Drive down any highway and look at the billboards. Scroll through social media for five minutes. Watch a commercial during a major event. The message is relentless. A woman’s body sells cars, perfume, fitness programs, even hamburgers. She is posed, polished, filtered, and perfected. Her worth is framed by youth, shape, skin, and sex appeal. If she fits the mold, she is celebrated. If she does not, she is quietly sidelined. Aging is treated like failure. Modesty is treated like insecurity. If she refuses to play the game, she risks becoming invisible. So many women feel the pressure to adjust, to reveal more, to speak louder, to be bolder than they truly are—because fitting in feels safer than standing apart.
At the same time, men are often reduced to comic relief. Sitcoms and commercials portray husbands as clueless and dependent. Fathers are shown as irresponsible. Leadership in a man is questioned or mocked. When that narrative repeats long enough, it shapes expectations. Women begin to assume men cannot lead well. Men begin to doubt that their strength is wanted. Suspicion replaces trust.
Beneath all of this is a deeper conflict—a war between control and trust. Genesis 3:16 reveals where it began. After sin entered the world, God told the woman, “You will desire to control your husband, but he will rule over you.” Before sin, there was harmony. After sin, there was tension. The desire to control took root, and the response became either domination or retreat. Partnership was replaced by struggle.
The desire to control often grows out of fear. If a woman believes she cannot rely on a man, she may feel she must take charge. If culture tells her she is alone, she may decide control is her only security. But control does not create peace. It creates resistance. It invites withdrawal or conflict. The more one side tightens its grip, the more the other side either pulls away or pushes back.
I saw this tension up close when Carol and I attended a new church. I began a men’s ministry, and men were stepping into strength and responsibility. Though I was not in formal leadership, the fruit was clear. At a gathering, the pastor’s wife approached me, lifted her hands, and placed them along her cheeks like blinders, narrowing my vision so my eyes locked only on hers. The gesture felt deliberate and forceful, as if she were establishing control before speaking. She told me to focus on her because she was going to lay down how she wanted me to teach the men. It was not collaboration. It was control. In that moment, the larger battle became visible.
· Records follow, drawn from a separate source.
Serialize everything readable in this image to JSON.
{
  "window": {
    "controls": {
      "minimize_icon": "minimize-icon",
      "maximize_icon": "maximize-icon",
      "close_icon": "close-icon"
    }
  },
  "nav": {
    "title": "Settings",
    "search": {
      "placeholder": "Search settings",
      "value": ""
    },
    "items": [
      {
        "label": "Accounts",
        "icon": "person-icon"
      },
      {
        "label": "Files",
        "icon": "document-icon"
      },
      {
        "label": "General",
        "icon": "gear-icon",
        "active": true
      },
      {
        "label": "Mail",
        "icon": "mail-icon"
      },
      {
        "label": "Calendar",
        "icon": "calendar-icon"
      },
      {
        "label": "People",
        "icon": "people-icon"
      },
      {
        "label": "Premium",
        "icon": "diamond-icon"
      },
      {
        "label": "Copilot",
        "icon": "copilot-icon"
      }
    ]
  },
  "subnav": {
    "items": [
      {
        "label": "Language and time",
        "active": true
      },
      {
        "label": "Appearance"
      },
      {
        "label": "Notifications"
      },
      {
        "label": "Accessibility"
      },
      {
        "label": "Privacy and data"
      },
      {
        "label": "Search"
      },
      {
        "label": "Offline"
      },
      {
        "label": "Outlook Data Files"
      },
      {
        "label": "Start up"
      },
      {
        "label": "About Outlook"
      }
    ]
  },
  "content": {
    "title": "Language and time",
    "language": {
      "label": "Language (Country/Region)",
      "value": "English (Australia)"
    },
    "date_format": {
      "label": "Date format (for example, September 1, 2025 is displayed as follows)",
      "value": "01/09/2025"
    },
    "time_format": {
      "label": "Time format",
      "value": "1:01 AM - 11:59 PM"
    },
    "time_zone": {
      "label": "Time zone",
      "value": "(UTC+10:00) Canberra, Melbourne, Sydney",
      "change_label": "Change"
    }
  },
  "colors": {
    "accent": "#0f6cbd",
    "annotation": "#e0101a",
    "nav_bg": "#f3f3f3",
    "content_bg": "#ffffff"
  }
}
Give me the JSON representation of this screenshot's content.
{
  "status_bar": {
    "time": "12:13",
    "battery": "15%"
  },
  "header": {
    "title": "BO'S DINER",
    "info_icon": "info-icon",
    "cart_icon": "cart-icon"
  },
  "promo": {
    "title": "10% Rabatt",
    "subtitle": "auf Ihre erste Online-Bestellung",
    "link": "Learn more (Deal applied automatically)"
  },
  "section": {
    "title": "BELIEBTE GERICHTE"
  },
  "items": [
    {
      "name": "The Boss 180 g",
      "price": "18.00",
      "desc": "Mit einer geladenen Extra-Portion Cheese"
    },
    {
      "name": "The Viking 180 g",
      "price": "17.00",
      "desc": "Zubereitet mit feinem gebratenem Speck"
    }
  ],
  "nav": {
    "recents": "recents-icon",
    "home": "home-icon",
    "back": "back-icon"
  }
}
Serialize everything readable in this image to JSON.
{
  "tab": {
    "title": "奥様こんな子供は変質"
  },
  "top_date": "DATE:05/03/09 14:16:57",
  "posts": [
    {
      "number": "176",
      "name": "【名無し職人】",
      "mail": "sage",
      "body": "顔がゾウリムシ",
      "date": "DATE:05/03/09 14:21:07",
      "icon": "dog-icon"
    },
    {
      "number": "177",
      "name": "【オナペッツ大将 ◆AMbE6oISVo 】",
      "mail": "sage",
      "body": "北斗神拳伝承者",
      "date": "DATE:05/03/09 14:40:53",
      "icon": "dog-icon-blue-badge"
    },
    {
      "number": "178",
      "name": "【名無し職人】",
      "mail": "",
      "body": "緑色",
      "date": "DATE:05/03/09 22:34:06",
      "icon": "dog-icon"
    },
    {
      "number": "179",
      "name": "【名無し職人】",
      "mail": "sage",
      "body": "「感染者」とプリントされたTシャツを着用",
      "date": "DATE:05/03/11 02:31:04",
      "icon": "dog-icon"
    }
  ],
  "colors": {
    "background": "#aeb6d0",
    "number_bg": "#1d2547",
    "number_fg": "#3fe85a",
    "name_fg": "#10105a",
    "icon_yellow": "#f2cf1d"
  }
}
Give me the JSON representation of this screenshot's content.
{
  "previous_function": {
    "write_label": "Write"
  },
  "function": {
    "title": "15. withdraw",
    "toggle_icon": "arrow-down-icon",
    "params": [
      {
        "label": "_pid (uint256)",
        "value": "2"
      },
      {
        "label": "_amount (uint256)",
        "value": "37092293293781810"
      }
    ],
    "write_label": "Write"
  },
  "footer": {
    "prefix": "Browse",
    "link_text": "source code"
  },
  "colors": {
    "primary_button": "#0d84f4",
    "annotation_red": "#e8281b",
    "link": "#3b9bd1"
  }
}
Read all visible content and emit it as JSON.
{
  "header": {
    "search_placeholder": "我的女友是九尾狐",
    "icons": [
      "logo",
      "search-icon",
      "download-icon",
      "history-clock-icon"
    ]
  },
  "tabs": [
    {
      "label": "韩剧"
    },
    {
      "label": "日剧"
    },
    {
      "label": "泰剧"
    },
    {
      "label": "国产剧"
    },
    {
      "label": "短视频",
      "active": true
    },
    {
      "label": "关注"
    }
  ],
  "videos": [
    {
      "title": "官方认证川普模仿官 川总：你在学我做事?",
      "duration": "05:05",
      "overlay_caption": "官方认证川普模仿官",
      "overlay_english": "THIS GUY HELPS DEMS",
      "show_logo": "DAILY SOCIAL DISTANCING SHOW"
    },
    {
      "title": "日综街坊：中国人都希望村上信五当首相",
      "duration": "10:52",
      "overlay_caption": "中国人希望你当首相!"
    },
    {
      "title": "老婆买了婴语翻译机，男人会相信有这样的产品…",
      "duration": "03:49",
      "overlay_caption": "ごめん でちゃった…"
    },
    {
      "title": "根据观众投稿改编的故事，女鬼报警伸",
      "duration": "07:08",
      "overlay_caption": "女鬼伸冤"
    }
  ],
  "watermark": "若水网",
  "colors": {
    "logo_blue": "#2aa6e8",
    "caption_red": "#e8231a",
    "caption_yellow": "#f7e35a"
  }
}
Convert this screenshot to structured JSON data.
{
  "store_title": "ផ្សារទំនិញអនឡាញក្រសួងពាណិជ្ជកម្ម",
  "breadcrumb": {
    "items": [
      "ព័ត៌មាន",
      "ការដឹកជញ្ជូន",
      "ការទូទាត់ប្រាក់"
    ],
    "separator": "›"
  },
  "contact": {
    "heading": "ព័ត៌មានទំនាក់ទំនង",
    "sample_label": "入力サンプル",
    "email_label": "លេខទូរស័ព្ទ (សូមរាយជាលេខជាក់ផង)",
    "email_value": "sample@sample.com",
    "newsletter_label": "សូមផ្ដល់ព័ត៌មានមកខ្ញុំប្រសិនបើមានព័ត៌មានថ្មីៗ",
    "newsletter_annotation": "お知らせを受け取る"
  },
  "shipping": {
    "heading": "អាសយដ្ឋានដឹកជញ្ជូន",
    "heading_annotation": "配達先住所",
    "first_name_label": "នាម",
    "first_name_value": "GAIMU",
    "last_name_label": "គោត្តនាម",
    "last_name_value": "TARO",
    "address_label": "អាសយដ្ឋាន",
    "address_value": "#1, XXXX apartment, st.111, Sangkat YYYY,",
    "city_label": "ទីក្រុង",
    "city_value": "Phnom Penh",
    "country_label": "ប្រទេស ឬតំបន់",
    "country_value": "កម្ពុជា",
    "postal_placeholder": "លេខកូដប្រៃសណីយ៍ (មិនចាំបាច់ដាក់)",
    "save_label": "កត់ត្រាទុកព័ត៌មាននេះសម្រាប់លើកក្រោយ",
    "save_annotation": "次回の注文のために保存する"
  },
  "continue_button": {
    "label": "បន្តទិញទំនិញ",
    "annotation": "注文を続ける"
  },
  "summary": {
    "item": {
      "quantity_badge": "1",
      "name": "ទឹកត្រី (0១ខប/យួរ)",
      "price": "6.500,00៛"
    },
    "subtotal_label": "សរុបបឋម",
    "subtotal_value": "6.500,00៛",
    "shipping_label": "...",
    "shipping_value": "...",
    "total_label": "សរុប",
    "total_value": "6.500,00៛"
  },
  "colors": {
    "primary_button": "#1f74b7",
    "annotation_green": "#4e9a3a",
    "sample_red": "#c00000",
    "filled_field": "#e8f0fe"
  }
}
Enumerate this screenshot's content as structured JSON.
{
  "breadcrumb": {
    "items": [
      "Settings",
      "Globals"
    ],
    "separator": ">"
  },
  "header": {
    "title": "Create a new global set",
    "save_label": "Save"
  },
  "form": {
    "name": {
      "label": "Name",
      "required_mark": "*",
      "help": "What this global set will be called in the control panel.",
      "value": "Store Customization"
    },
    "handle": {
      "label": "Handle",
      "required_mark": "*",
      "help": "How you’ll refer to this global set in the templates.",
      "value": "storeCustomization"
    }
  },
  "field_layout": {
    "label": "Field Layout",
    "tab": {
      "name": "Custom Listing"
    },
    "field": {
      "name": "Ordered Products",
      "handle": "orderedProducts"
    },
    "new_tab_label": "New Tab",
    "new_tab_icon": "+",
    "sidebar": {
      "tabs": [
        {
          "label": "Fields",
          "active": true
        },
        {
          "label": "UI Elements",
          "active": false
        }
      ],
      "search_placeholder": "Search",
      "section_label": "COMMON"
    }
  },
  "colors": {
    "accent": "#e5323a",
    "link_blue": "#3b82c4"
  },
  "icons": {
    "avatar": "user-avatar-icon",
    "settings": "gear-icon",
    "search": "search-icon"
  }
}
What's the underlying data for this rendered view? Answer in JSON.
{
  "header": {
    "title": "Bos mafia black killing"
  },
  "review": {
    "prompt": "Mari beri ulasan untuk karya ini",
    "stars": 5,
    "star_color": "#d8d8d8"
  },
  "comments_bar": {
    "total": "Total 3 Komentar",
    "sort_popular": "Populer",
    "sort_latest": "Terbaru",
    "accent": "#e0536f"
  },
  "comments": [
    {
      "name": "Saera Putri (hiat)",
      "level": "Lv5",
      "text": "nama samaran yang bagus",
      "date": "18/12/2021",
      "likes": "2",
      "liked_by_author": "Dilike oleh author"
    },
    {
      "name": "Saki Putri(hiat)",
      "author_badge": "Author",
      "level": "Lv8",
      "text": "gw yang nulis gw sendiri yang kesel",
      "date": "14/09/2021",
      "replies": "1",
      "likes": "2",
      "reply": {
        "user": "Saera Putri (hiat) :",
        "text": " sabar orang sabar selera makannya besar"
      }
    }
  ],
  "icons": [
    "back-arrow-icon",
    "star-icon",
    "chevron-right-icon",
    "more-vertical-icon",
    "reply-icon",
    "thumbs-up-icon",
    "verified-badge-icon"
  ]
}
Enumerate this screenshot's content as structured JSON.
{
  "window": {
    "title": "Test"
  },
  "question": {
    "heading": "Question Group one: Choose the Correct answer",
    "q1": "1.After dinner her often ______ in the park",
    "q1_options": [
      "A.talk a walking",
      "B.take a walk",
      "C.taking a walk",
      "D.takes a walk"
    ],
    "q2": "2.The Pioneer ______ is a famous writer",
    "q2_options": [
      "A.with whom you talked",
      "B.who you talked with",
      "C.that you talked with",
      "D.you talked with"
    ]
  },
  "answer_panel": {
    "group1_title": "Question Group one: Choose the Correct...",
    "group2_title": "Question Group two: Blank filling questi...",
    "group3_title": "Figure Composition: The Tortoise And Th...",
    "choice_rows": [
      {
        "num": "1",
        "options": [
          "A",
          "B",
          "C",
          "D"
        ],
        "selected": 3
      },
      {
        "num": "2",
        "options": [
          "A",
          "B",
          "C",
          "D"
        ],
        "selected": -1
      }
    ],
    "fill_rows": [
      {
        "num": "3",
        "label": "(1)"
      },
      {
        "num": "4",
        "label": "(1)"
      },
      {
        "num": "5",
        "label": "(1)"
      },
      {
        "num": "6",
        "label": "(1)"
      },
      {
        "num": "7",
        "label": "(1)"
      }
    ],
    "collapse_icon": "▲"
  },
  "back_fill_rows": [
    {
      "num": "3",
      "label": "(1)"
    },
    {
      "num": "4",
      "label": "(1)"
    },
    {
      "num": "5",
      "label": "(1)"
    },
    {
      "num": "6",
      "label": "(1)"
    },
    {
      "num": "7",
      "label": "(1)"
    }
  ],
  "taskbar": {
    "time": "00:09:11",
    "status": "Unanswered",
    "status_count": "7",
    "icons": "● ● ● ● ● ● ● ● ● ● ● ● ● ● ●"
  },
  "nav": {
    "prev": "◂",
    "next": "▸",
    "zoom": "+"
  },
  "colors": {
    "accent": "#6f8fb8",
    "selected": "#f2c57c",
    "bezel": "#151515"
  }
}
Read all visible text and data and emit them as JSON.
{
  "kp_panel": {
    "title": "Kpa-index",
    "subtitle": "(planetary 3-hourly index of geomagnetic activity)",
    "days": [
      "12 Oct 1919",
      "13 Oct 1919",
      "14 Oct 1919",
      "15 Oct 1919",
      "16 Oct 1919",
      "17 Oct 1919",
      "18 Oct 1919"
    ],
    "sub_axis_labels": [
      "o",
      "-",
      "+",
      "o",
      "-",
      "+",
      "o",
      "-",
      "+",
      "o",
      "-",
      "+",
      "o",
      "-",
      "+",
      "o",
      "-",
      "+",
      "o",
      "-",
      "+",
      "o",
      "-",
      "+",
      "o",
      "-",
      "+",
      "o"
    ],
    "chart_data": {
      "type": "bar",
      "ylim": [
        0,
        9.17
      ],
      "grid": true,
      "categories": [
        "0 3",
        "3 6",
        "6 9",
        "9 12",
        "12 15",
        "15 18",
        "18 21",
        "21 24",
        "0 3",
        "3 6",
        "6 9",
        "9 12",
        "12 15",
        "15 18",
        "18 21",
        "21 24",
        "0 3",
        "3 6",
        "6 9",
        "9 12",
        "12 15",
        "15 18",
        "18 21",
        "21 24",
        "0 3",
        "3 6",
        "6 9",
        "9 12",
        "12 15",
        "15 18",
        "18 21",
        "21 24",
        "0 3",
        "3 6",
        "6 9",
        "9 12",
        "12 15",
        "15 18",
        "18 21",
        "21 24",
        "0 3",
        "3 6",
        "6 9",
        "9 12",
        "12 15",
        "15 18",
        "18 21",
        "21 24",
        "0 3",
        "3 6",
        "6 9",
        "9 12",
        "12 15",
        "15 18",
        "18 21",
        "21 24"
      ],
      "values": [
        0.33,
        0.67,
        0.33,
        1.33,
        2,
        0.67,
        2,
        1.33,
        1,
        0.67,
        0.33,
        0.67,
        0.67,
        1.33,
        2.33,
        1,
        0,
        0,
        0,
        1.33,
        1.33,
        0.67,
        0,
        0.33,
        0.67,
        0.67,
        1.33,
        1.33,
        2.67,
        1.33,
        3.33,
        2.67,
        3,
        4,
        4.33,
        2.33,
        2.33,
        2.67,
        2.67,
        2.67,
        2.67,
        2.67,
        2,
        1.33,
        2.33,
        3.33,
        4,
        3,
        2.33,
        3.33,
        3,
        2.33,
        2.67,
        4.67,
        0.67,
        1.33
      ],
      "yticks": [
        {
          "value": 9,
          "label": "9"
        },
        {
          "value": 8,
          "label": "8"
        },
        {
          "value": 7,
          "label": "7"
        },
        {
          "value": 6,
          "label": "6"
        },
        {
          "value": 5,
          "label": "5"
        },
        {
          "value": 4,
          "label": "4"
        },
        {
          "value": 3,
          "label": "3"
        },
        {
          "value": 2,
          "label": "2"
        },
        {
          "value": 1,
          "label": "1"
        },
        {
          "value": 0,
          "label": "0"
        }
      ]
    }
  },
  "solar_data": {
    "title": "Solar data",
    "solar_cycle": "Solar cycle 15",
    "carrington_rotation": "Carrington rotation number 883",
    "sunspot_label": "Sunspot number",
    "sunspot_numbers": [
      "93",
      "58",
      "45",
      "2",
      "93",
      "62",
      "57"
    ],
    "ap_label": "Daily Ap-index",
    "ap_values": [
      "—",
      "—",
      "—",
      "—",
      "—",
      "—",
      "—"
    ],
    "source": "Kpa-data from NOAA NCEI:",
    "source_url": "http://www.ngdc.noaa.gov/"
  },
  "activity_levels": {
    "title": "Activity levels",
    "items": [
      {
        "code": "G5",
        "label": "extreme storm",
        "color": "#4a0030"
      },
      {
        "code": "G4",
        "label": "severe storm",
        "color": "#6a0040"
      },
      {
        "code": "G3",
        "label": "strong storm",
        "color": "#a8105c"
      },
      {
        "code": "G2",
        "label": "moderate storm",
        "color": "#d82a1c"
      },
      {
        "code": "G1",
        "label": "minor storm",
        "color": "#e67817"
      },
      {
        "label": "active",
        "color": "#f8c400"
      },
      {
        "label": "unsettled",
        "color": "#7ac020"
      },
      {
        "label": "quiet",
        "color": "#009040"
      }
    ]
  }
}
If control wins, division follows. Men retreat or harden. Women grow more frustrated and press harder. Respect fades. Unity weakens. Homes strain. Ministries suffer. The war between control and trust leaves both sides wounded.
Proverbs 31 shows a better way. “Who can find a virtuous and capable wife? She is more precious than rubies.” This woman is strong, but she does not grasp for power. Her husband trusts her. She brings him good, not harm. She works with diligence and wisdom. She is clothed with strength and dignity, not rivalry and insecurity. “Charm is deceptive, and beauty does not last; but a woman who fears the LORD will be greatly praised.” Her foundation is trust in God, not control over others.
When a woman chooses trust in God over control of man, and a man chooses responsibility under God instead of retreat from pressure, the war begins to end. Trust rebuilds what control tears down. Peace replaces tension. Partnership replaces suspicion. The world may continue to market distortion, but distortion cannot sustain legacy. Only trust anchored in God’s design can build something that lasts.